M: Because so many things, major things, have been done - and we’re still declining. We still haven’t turned it around. So what on earth is it that we haven’t thought of? We have been coming up with incredible leaps in technologies all along, and still production in the U.S. has gone down.

CB: What about some of the proven reserves, such as Arctic National Wildlife Refuge?

M: It will be the same thing as Prudhoe Bay. It will be a blessing if you want more domestic production, but it will only be a blip. An important blip, but only a blip. It will turn things around for a little bit, but it will never take us back to the peak where we were in 1970. We didn’t get back to peak U.S. production with Prudhoe Bay, nor can we do so with ANWR.

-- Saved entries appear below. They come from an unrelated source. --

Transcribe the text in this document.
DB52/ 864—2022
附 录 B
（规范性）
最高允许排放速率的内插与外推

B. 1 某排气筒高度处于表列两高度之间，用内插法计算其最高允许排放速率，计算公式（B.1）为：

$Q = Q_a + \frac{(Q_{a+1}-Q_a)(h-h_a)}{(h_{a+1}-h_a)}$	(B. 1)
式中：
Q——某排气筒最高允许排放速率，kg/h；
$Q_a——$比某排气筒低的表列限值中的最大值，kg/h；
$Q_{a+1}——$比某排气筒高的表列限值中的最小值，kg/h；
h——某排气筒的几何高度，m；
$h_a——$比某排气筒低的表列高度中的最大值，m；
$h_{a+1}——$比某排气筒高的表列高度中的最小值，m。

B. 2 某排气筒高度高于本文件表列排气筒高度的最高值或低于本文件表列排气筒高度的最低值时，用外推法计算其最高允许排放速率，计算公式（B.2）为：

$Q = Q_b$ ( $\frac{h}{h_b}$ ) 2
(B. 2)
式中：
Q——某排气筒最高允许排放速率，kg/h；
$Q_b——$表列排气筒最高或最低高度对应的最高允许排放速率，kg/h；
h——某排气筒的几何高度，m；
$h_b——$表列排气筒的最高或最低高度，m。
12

You can’t turn oil shale on fast. Oil shale and most other forms of energy are 10-year projects, or more. You can’t ramp up wind power. You can’t ramp up solar. But we’re going to need them all, every single thing we can do. That’s why I have a task force on geothermal energy in Colorado. I think there’s a lot of potential there. But that’s way down the road. Really the only thing we can turn on quickly is by turning off: conservation. That’s the only thing we can do immediately.

...CB: What should be our response to peak oil?

M: Petroleum is too valuable to be burned in motor cars. We need to cut back on our use in transportation in order to have oil for use in other things for which there are not necessarily substitutes.

CB: How will this decline in world oil supplies affect Colorado?

M: Declining oil supplies are likely to result in more nuclear power plants. But we have declining supplies right now of uranium, about 80 million pounds per year. The result we saw was 8,500 new mining permits for uranium filed in Eastern Utah and Western Colorado. The pressure will mount to develop those resources.